Corrugated Transfat released their first single, on the incredibly hip Tosser label, way back in the mists of 1977, a time when all the hip young things were trying to persuade everyone, including themselves that punk was the thing of the moment. Despite arriving on the scene at the same time as punk, and releasing their first three singles on one of punk’s most iconic record labels, Corrugated Transfat were never really a punk band. For example, their lead guitarist Trim Understeer, knew which way up to hold a guitar and – despite the rumours to the contrary - their drummer, Crude Undertakings, never once tried to eat his own drum sticks.
That first single, Petrol in My left Ear (Baby) was totally ignored by the record-buying public, thereby forcing the music journalists trying to prove their street-cred into branding it an instant classic, the one single of the year everyone who regarded himself (this was, of course a totally male thing) as a serious record collector needed to bite off his own granny’s left leg to get hold of.

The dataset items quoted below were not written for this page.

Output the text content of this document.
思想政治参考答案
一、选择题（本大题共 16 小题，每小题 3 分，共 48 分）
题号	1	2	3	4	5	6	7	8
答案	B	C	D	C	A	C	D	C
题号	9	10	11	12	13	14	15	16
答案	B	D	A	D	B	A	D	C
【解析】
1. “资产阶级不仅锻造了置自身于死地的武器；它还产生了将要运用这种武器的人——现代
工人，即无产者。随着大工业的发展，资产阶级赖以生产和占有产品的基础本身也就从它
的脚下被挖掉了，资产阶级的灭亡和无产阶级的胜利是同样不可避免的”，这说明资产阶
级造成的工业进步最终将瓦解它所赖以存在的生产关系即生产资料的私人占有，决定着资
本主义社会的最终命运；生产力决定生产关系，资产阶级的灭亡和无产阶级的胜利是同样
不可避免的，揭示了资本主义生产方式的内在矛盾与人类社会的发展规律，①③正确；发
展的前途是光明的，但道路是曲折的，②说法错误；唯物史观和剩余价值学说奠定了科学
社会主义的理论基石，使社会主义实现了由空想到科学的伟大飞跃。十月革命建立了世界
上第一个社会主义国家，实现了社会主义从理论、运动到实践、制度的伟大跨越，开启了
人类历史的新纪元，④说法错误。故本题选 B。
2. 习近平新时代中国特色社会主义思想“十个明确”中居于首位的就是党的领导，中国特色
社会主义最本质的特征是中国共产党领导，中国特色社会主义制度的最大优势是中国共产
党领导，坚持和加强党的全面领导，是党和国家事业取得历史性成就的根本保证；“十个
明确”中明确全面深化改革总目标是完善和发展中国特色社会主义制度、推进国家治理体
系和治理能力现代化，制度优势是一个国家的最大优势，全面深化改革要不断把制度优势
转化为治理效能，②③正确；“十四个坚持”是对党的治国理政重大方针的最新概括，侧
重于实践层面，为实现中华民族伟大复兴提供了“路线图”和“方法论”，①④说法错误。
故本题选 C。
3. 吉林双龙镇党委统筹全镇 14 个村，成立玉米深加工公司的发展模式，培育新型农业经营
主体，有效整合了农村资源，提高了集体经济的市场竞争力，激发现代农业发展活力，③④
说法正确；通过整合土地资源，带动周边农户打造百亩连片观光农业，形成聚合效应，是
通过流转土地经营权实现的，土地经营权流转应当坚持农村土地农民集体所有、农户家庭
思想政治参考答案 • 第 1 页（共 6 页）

However, despite a significant increase in the number of suddenly semi-ambulatory old-age pensioners, the record never got the chart success the more deludedly-fashionable of the music journalists wanted it to be. This only went on to prove to them that they were right, for the only thing better that chart success to a hip journalist on the music papers was a complete lack of chart success by those they championed.
Not long after, Corrugated Transfat, split up due to the perennial ‘musical differences’ when their bass player, Torquewrench Portakabin, got a proper job with a leading accountancy firm, thereby instantly making the band the name to drop when reminiscing about the punk era with other similar overweight middle managers and sales reps pretending that ‘yeah, like I was there, man’.